Insurgents “bought” suicide bomber – Afghan spy agency

KABUL,  (Reuters) – Afghanistan’s intelligence agency  said yesterday that a senior commander from the Pakistani  Taliban sold a suicide bomber to an Afghan militant network, to  carry out an attack on a local commander in eastern Afghanistan.

Relations between the neighbours are already strained by  weeks of cross-border shelling of Afghanistan’s east. Pakistan  denies more than “a few accidental” rounds have landed in  Afghanistan; Kabul says hundreds have hit.

The National Directorate of Security (NDS), Afghanistan’s  intelligence agency, said the bomber was a Pakistani national  and was detained by NDS agents in Jaji Maidan district of  eastern Paktia province before he could carry out his mission.

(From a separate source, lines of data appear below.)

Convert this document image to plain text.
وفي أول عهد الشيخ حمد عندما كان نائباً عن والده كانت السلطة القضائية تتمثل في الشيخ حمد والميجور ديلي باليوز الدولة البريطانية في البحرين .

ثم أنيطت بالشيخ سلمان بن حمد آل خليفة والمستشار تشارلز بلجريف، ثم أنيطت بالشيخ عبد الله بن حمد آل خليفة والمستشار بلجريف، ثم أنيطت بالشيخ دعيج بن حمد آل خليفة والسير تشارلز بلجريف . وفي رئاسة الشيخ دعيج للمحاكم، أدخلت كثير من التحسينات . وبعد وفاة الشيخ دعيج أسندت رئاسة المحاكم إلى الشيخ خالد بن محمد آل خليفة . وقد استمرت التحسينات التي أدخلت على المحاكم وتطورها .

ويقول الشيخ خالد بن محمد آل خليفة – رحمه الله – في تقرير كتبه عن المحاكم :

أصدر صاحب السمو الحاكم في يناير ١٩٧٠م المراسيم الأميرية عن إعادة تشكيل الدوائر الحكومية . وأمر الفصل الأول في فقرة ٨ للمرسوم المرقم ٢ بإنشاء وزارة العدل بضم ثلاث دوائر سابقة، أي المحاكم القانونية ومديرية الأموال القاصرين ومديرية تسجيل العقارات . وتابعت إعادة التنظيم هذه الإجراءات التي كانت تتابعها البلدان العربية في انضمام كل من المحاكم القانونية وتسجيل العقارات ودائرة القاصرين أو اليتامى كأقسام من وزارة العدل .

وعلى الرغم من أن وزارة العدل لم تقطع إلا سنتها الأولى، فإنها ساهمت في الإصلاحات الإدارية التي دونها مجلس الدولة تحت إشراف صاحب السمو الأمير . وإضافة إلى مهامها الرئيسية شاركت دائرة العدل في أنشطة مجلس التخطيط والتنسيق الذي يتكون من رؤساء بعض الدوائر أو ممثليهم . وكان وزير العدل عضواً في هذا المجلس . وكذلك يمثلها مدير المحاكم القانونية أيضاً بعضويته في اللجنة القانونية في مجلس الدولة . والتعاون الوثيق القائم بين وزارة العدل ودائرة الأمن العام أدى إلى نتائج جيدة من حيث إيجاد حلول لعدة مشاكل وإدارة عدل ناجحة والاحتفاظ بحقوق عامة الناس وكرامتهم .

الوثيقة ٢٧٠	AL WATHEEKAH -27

Sher Hassan was sent by the Haqqani network, considered one  of the most dangerous insurgent groups fighting in Afghanistan,  but had not signed up to join them, the NDS said in a statement.

Instead he said he was bought by the group to target  “Azizullah”, a commander whose affiliation and rank were not  given by the NDS. Hassan then spent a month after his sale  training with the Haqqani network.

“The detained man added that a commander under Hakimullah  Mehsud sells suicide bombers at 6,000,000 to 8,000,000 Pakistani  rupees ($70,000 to $93,000), to the Haqqani network for suicide  missions,” the statement said.